見田宗介を知ったのは、10代の終わり、大学の図書館ででした。初めて読んだのは「現代日本の精神構造」で、新聞の身上相談の分析から、現代日本の精神状況を考察したものでした。以後、対話し、教えてもらうという形で(=見田は何を言っているのだろう、これはどういうことなのだろうと考えながら)、見田宗介を読み続けて来ました。

それでもまだ、知らなかった見田宗介が出てきて、びっくりしています。こんな濃厚な子どもだったんですね。。。( ´艸`)

自分自身のことを話すと、わたしにとっての「ほんとうに切実な問題」は、子どものころから、「人間はどう生きたらいいか」、「ほんとうに楽しく充実した生涯をすごすにはどうしたらいいか」、という単純な問題でした。
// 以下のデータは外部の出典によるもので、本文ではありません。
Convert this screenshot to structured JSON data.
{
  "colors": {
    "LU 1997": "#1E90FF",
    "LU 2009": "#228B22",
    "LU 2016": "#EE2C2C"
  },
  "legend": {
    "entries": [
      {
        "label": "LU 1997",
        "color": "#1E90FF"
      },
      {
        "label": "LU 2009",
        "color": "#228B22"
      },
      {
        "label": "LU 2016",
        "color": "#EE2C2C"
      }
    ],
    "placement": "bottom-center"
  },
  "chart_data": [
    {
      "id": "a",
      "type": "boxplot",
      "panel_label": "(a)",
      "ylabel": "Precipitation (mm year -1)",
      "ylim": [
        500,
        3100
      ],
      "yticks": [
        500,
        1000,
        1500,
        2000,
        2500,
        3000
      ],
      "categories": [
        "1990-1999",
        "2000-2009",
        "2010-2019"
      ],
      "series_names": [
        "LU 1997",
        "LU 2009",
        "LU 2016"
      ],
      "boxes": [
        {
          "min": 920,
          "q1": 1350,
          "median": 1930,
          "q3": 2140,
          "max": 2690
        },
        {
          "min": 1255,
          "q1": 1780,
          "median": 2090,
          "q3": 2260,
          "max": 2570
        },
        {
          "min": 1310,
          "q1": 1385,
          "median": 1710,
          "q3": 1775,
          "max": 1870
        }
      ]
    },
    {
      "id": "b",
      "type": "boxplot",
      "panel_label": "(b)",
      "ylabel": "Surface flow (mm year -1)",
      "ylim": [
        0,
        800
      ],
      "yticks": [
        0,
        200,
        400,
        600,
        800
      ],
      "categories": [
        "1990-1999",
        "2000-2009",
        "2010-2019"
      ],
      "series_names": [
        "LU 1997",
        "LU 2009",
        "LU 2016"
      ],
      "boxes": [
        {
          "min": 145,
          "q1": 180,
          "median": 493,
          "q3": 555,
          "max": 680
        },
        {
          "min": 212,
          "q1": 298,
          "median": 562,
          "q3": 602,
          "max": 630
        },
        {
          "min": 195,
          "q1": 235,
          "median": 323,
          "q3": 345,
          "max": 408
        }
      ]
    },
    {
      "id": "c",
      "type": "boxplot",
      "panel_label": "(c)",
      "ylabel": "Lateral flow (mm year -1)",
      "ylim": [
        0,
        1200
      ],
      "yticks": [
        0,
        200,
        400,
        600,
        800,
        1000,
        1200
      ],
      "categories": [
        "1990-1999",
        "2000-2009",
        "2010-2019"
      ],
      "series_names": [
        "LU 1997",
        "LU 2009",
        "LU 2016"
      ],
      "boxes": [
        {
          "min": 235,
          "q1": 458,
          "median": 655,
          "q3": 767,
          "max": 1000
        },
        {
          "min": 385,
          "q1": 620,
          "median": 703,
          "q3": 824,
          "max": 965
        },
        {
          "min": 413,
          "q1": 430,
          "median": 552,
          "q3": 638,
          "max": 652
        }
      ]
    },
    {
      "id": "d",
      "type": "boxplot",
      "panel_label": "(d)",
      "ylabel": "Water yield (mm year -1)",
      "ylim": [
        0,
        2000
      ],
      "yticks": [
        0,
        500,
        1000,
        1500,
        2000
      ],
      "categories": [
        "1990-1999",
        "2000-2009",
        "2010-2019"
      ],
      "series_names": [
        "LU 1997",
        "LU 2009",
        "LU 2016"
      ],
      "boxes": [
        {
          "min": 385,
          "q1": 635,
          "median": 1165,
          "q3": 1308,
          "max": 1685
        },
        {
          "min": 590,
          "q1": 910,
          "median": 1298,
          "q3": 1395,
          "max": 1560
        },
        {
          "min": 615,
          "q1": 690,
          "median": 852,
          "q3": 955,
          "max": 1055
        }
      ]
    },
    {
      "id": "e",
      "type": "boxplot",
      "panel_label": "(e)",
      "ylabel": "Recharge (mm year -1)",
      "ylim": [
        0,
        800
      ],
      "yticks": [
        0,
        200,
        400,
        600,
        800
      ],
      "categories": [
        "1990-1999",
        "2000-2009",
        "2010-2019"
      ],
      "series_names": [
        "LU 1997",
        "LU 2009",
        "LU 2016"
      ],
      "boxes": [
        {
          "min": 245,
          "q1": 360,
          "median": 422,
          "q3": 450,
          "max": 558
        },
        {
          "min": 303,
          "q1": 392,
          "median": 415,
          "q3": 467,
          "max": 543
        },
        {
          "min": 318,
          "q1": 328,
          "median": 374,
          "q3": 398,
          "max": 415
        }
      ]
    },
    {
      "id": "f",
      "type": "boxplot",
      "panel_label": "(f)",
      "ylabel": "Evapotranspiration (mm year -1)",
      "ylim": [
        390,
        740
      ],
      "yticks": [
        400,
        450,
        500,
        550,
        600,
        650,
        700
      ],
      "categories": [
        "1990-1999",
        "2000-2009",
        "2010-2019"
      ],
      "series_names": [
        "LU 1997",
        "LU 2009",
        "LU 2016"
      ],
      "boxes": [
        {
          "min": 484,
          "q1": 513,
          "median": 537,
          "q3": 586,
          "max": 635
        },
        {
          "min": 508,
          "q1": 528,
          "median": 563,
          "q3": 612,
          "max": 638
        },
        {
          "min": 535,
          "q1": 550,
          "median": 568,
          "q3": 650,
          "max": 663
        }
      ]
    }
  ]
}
この問題は二つに分かれて、第一に、人間は必ず死ぬ。人類全体もまた、いつか死滅する。その人類がかつて存在したということを記憶する存在さえ残らない。すべては結局は「虚しい」のではないかという感覚でした。

第二に、その生きている間、すべての個体はそれぞれの「自分」をもって、世界の中心のように感じて、他の「自分」と争ったりまた愛したりする。この「自分」と他の「自分」たちとの関係が、友情や恋愛や家族の問題から、経済や政治や国際関係の問題に至る、実にさまざまの現実的な問題の根底にあり核心にあると把握される、ということです。

単純な言い方ですが、<死とニヒリズムの問題系>と、<愛とエゴイズムの問題系>と名づけていました。